Никон прослезился, обнял ее горячую голову и поцеловал ее.
— Права ты, царевна, мне нужно бежать от греха, введут они и царя, и церковь святую во грех… Пока Алексей жив, он не попустит торжеству раскола, но коли он, да сохранит Господь, умрет, — горе тогда и моим последователям, и церкви Христовой. Знаю я, для чего и хотят они ввести за вероотступничество и пытку, и казни, это они готовят мне костер… сруб… как Иоанну Гусу кесарь. Но вижу я иное… Они себе готовят эти костры. Питирим и Павел, оба как будто родились не здесь, а в Гишпании… Меня они отравили, да Бог помиловал, а теперь они готовят мне сруб.
— Тебе и нужно бежать от этого греха, да не осквернится земля русская позором, а коли ты будешь в Киеве, так ты их поразишь страхом. Коли ты будешь там, одно имя твое будет приводить их в трепет, да и царь тогда пожалеет о Никоне… Поезжай туда… да поскорей. Я с мамою Натею тоже проберемся туда… хоша бы и пешком… Умоляю тебя… видишь, я на коленях…
— Еду… еду… царевна… встань… Твои святые речи меня подкрепили… Теперь с ясным сердцем я туда выеду… и завтра же ночью; теперь ночи темные… и за одну ночь Бог знает куда заедешь.
— Так ты слово даешь?
— Вот тебе моя рука… но и ты дай слово.
— От меня слова нечего брать, я тебя найду и на краю света… Лишь бы Господь Бог дал тебе, святейший, уйти от врагов в Киев.
— Итак, прощай… Я провожу тебя к маме Нате.

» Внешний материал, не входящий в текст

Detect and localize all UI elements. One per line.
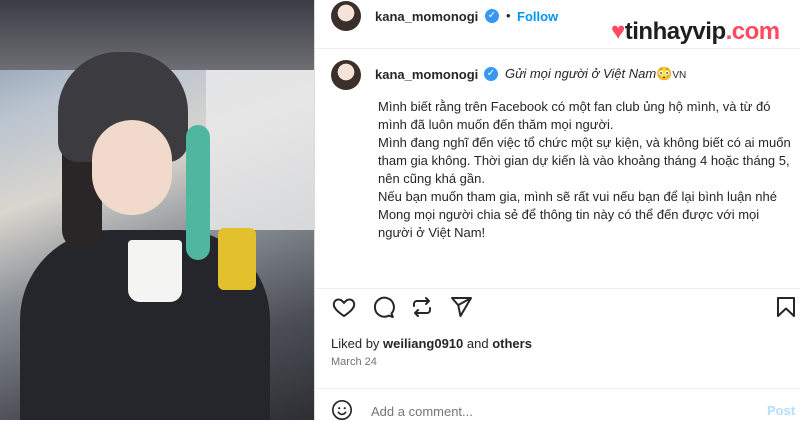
photo-dessert-stick (186, 125, 210, 260)
caption-avatar[interactable] (331, 60, 361, 90)
divider (315, 48, 800, 49)
share-icon[interactable] (448, 295, 474, 319)
caption-line: Mong mọi người chia sẻ để thông tin này … (378, 207, 760, 240)
likes-others-link[interactable]: others (492, 336, 532, 351)
header-username[interactable]: kana_momonogi (375, 9, 478, 24)
bookmark-icon[interactable] (773, 295, 799, 319)
caption-line: Nếu bạn muốn tham gia, mình sẽ rất vui n… (378, 189, 777, 204)
likes-prefix: Liked by (331, 336, 380, 351)
follow-button[interactable]: Follow (517, 9, 558, 24)
post-date[interactable]: March 24 (331, 356, 377, 368)
emoji-icon[interactable] (331, 399, 353, 421)
watermark-domain: .com (725, 18, 781, 45)
caption-flag: VN (672, 70, 687, 81)
comment-input[interactable] (369, 403, 743, 420)
caption-username[interactable]: kana_momonogi (375, 67, 478, 82)
photo-tent (206, 70, 314, 230)
heart-icon[interactable] (331, 295, 357, 319)
caption-line: Mình đang nghĩ đến việc tổ chức một sự k… (378, 135, 791, 186)
post-photo (0, 0, 314, 420)
comment-icon[interactable] (370, 295, 396, 319)
caption-body: Mình biết rằng trên Facebook có một fan … (378, 98, 793, 242)
verified-badge-icon: ✓ (485, 9, 499, 23)
post-button[interactable]: Post (767, 403, 795, 418)
action-bar (315, 288, 800, 323)
post-header: kana_momonogi ✓ • Follow ♥tinhayvip.com (315, 0, 800, 45)
comment-bar: Post (315, 388, 800, 421)
caption-title-text: Gửi mọi người ở Việt Nam (505, 66, 657, 81)
avatar[interactable] (331, 1, 361, 31)
likes-line: Liked by weiliang0910 and others (331, 336, 532, 351)
watermark-heart-icon: ♥ (611, 18, 625, 45)
flushed-emoji-icon: 😳 (656, 66, 673, 81)
caption-title: Gửi mọi người ở Việt Nam😳VN (505, 66, 686, 82)
caption-verified-icon: ✓ (484, 67, 498, 81)
photo-cup (128, 240, 182, 302)
likes-and: and (466, 336, 489, 351)
photo-basket (218, 228, 256, 290)
header-separator: • (506, 8, 511, 23)
repost-icon[interactable] (409, 295, 435, 319)
likes-user-link[interactable]: weiliang0910 (383, 336, 463, 351)
watermark-logo: ♥tinhayvip.com (611, 18, 780, 48)
photo-face (92, 120, 172, 215)
caption-line: Mình biết rằng trên Facebook có một fan … (378, 99, 771, 132)
post-panel: kana_momonogi ✓ • Follow ♥tinhayvip.com … (314, 0, 800, 420)
watermark-name: tinhayvip (624, 18, 726, 45)
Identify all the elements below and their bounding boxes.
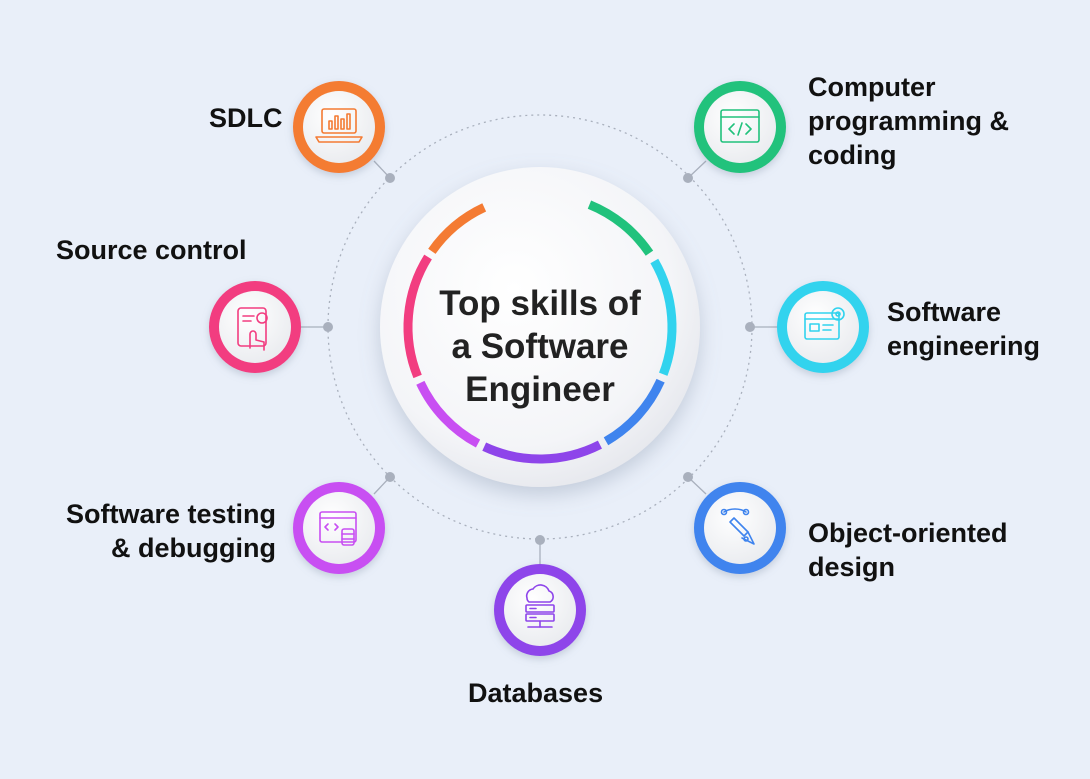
connector-dot-computer-programming (683, 173, 693, 183)
connector-dot-source-control (323, 322, 333, 332)
skill-badge-source-control (209, 281, 301, 373)
skill-badge-computer-programming (694, 81, 786, 173)
skill-label-object-oriented-design: Object-oriented design (808, 518, 1008, 582)
connector-dot-software-testing (385, 472, 395, 482)
connector-dot-databases (535, 535, 545, 545)
skill-badge-databases (494, 564, 586, 656)
skill-label-sdlc: SDLC (209, 103, 283, 133)
skill-label-software-testing: Software testing & debugging (65, 499, 276, 563)
connector-dot-object-oriented-design (683, 472, 693, 482)
skill-badge-software-testing (293, 482, 385, 574)
skill-badge-software-engineering (777, 281, 869, 373)
skill-badge-object-oriented-design (694, 482, 786, 574)
skill-badge-sdlc (293, 81, 385, 173)
connector-dot-software-engineering (745, 322, 755, 332)
connector-dot-sdlc (385, 173, 395, 183)
skill-label-computer-programming: Computer programming & coding (808, 72, 1010, 170)
skill-label-software-engineering: Software engineering (887, 297, 1041, 361)
skill-label-databases: Databases (468, 678, 604, 708)
skill-label-source-control: Source control (56, 235, 247, 265)
diagram-title: Top skills of a Software Engineer (439, 283, 641, 409)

— Не нужно… я сама найду путь… Благослови только меня на прощание и не забудь меня грешную в своих святых молитвах: и я буду служить ежедневно молебны, да охранит тебя в пути Творец всемогущий.
Никон проводил ее на дорогу и, простившись с нею, возвратился в свой скит с веселым сердцем.
— Свет не без добрых людей, — подумал он.
XIX
Бегство Никона
В Новом Иерусалиме творится что-то необычайное. Домашний штат Никона и в Новом Иерусалиме невелик: два крестника его — евреи, Афанасьев и Левицкий, с женами; другой крестник Денисов, из немцев рижских; Трофим (слесарь) с женою; поляк Ольшевский и Кузьма, с которыми он жил в Крестном и, наконец, зять его Евстафий Глумилов.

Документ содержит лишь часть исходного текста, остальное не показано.